Representational Rényi Heterogeneity

Entropy (Basel). 2020 Apr 7;22(4):417. doi: 10.3390/e22040417.

Abstract

A discrete system's heterogeneity is measured by the Rényi heterogeneity family of indices (also known as Hill numbers or Hannah-Kay indices), whose units are the numbers equivalent. Unfortunately, numbers equivalent heterogeneity measures for non-categorical data require a priori (A) categorical partitioning and (B) pairwise distance measurement on the observable data space, thereby precluding application to problems with ill-defined categories or where semantically relevant features must be learned as abstractions from some data. We thus introduce representational Rényi heterogeneity (RRH), which transforms an observable domain onto a latent space upon which the Rényi heterogeneity is both tractable and semantically relevant. This method requires neither a priori binning nor definition of a distance function on the observable space.
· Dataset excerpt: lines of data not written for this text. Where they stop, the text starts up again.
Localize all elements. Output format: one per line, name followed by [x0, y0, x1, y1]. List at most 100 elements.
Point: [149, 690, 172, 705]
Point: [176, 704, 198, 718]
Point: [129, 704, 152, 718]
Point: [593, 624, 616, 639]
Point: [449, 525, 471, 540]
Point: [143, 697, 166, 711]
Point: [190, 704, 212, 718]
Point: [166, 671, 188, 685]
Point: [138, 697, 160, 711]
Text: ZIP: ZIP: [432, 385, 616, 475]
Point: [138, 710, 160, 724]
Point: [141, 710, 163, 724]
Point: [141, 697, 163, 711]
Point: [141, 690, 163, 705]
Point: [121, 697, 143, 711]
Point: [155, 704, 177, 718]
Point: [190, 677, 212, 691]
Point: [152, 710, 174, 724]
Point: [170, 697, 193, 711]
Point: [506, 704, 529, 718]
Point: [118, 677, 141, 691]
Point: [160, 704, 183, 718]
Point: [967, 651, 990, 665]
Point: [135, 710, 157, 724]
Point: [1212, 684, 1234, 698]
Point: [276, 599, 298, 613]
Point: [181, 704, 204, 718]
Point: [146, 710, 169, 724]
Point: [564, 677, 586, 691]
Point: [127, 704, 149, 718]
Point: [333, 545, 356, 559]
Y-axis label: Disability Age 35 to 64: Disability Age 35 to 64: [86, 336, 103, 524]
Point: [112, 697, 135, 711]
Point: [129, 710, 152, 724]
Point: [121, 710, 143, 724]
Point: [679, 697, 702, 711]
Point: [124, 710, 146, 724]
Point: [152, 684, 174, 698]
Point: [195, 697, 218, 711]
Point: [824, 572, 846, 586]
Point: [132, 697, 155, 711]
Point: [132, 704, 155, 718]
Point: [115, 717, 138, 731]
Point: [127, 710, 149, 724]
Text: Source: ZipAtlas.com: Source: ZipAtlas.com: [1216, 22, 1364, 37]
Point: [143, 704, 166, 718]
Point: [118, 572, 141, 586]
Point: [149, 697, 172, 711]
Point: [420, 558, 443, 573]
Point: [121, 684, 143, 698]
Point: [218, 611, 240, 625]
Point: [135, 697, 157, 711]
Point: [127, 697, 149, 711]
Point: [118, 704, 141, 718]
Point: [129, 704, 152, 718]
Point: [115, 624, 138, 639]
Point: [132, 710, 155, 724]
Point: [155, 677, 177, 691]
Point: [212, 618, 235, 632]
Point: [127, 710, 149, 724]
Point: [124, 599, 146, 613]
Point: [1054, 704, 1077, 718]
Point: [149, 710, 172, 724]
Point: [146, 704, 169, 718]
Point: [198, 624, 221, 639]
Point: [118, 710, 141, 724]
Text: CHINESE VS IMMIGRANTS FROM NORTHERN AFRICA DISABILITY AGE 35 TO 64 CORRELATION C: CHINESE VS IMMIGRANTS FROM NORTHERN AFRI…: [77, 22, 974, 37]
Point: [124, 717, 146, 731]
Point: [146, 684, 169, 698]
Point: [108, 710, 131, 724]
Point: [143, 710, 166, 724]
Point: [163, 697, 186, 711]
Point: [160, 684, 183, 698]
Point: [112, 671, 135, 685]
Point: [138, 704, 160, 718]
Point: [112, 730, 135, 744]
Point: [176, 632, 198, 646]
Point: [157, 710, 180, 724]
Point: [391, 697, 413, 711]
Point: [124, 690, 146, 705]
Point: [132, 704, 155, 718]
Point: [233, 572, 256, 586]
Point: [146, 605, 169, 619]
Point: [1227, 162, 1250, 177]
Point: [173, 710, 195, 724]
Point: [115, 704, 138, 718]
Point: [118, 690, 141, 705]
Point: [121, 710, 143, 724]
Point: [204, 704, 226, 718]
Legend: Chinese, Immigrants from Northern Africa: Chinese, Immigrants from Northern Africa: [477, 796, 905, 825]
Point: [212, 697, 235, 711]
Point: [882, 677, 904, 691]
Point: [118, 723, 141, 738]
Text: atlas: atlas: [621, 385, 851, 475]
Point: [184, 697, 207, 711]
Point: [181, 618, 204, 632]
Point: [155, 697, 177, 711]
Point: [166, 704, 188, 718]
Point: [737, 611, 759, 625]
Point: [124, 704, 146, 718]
We show that RRH can generalize existing biodiversity and economic equality indices. Compared with existing indices on a beta-mixture distribution, we show that RRH responds more appropriately to changes in mixture component separation and weighting. Finally, we demonstrate the measurement of RRH in a set of natural images, with respect to abstract representations learned by a deep neural network. The RRH approach will further enable heterogeneity measurement in disciplines whose data do not easily conform to the assumptions of existing indices.

Keywords: Hill numbers; Leinster–Cobbold Index; Rao’s quadratic entropy; Rényi heterogeneity; diversity; functional diversity indices; heterogeneity; representation learning; variational autoencoder.